AI & Machine Learning

Requirements Definition

In software development and AI projects, the process of clearly specifying what a system should do and obtaining stakeholder agreement.

Requirements Definition Requirements Management System Design Requirements Specification Business Requirements
Created: December 19, 2025 Updated: April 2, 2026

What is Requirements Definition?

Requirements Definition is the process of clearly specifying, in measurable terms free of ambiguity, what a system or software “must do,” “what performance level is required,” and “what constraints exist.” It transforms vague user wishes (“I wish it could do this”) into specific, implementable “specifications” that designers and developers can build. This creates common understanding across the project, minimizing “expectation-reality mismatch” after completion.

In a nutshell: Getting customer and development team agreement, in writing, on “what we’re building.”

Key points:

  • What it does: Transform vague requirements into “measurable requirements”
  • Why it matters: Proceeding with unclear understanding causes massive rework costs later
  • Who uses it: Product managers, systems engineers, requirements analysts

Why It Matters

Insufficient requirements definition causes post-development customer complaints (“this isn’t the system we wanted”), requiring months and substantial additional costs to fix.

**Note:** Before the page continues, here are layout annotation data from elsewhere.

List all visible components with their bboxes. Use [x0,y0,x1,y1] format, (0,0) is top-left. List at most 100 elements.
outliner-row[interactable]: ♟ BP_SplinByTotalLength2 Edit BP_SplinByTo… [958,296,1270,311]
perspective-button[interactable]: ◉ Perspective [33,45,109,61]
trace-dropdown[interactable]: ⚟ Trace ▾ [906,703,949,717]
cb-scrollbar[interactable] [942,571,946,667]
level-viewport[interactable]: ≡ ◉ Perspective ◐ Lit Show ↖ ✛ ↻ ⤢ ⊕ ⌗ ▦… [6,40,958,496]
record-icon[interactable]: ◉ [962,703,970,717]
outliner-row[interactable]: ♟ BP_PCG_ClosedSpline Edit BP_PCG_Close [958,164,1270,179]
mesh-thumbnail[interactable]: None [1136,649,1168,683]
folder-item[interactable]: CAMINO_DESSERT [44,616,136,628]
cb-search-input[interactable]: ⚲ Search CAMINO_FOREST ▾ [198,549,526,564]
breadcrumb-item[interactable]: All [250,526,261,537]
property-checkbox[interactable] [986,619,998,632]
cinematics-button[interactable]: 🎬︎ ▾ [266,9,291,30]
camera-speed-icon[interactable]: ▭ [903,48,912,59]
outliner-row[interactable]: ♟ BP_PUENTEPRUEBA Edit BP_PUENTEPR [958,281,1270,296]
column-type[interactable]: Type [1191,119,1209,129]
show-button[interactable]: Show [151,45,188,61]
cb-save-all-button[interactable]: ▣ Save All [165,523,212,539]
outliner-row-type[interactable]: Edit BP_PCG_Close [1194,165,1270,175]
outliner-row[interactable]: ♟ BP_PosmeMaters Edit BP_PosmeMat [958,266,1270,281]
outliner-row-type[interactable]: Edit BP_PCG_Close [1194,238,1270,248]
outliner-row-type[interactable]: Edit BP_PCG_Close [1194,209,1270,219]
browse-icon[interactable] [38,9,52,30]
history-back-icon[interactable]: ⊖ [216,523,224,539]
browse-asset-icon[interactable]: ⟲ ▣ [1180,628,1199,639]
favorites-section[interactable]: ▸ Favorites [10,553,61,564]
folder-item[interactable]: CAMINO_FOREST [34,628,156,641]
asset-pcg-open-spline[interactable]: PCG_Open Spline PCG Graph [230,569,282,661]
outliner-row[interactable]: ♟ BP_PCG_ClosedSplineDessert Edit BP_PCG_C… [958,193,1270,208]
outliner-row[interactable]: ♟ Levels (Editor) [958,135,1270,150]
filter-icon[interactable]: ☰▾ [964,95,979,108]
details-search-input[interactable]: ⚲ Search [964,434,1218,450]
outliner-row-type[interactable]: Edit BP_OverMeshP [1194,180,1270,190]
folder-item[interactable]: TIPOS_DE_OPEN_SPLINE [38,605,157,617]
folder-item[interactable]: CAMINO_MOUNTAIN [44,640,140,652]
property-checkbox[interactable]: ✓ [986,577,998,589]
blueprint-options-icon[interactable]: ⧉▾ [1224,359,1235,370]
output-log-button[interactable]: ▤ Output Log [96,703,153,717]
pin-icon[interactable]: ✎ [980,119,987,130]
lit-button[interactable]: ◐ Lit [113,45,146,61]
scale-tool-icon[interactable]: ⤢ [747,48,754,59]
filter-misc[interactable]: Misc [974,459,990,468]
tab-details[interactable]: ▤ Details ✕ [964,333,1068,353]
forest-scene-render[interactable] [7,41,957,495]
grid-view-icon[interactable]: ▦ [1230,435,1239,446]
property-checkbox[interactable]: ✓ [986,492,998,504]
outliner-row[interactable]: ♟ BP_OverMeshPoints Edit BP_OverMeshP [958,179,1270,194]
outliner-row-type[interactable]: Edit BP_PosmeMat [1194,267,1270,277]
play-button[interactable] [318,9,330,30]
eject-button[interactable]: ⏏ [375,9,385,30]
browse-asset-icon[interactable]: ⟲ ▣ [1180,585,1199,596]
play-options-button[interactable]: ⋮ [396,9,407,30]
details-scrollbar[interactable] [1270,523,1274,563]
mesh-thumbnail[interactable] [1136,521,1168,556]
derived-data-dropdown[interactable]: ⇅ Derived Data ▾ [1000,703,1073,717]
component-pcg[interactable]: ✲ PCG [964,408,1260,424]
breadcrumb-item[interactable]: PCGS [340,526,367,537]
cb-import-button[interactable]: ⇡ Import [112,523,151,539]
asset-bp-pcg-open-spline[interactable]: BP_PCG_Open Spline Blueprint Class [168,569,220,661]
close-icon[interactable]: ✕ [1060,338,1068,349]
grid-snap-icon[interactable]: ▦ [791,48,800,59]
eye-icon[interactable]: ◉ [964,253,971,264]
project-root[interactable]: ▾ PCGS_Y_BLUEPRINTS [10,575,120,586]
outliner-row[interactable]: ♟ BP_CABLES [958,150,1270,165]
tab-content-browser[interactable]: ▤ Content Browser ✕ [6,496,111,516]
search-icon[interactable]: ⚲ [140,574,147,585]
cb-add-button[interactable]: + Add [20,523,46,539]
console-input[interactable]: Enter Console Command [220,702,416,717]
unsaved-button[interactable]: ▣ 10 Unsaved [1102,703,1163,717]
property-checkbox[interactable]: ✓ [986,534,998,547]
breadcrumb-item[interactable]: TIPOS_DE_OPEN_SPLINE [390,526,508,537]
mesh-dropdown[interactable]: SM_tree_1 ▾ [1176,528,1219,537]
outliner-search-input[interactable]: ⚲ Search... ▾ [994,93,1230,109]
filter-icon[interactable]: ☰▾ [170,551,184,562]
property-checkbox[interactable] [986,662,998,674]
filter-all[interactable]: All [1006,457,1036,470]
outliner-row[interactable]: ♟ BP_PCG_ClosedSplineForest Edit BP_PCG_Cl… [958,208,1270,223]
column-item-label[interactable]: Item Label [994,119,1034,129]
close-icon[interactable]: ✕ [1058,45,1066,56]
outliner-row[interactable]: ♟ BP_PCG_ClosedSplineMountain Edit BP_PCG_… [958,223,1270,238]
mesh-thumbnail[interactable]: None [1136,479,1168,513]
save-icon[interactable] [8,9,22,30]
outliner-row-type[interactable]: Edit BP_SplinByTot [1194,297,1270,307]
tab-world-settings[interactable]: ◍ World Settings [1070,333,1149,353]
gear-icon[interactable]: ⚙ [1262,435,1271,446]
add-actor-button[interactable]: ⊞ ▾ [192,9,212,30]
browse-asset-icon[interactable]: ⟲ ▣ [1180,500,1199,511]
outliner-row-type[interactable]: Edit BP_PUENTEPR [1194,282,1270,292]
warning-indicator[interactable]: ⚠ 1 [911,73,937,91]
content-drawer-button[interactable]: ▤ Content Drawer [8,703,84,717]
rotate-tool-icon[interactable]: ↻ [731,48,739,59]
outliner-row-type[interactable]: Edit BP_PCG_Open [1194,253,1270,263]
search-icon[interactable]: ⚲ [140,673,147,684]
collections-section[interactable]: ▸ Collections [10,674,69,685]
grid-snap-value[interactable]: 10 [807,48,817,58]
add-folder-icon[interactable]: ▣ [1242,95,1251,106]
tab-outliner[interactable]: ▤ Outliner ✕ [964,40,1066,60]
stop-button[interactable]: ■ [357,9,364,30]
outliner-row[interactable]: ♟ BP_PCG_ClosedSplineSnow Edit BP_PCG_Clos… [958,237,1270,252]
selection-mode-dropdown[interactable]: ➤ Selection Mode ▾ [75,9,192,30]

Worse, vague requirements cause interpretation differences within development teams, preventing unified system completion. Investing 2-3 weeks in careful requirements definition upfront can increase overall project efficiency 5+ times.

How It Works

Requirements definition typically proceeds through “elicitation,” “analysis,” “documentation,” and “validation” stages.

Elicitation Phase — Interview all stakeholders (users, managers, operations staff) to extract needs. Repeatedly ask “why” to surface true requirements.

Analysis Phase — Identify “contradictions” and “priority” from gathered desires. Determine “are these compatible?” and “which takes priority?”

Documentation Phase — Formally record agreed requirements as “specifications.” Use measurable language: “System responds within 1 second,” “Support minimum 1,000 simultaneous users.”

Validation Phase — Confirm all stakeholders understand documented requirements correctly. Share prototypes or mockups to surface and correct misunderstandings.

Real-World Use Cases

Financial Institution Core System Replacement A project investing 3 months in requirements definition proceeded smoothly through development, testing, and operations, staying within budget.

Chatbot Deployment Project Requirements definition explicitly stated “what questions to answer” and “escalation procedures,” enabling development without confusion and achieving high satisfaction from launch.

AI Model Development Recording “95%+ accuracy” requirement upfront gave the team clear targets, enabling precise model selection and training data prioritization.

Benefits and Considerations

Clear requirements eliminate development “drift,” improving schedule adherence. However, rapid business environment changes may require flexible mid-project requirement adjustments. Rather than pursuing “perfect requirements,” “80% early requirements with 10% future adjustment” is more practical than “delayed progress pursuing perfection.”

Frequently Asked Questions

Q: How long should requirements definition take?

A: Typically 5-10% of total project duration. A 3-month project needs 1-2 weeks.

Q: What’s the difference between “requirements” and “specifications”?

A: Requirements are “what to do”; specifications are “how to do it.” Requirement: “return search results within 1 second.” Specification: “optimize SQL queries.”

Q: What if requirements change mid-project?

A: Analyze impact scope, get stakeholder approval, then incorporate. Clearly communicate that changes cost time and money.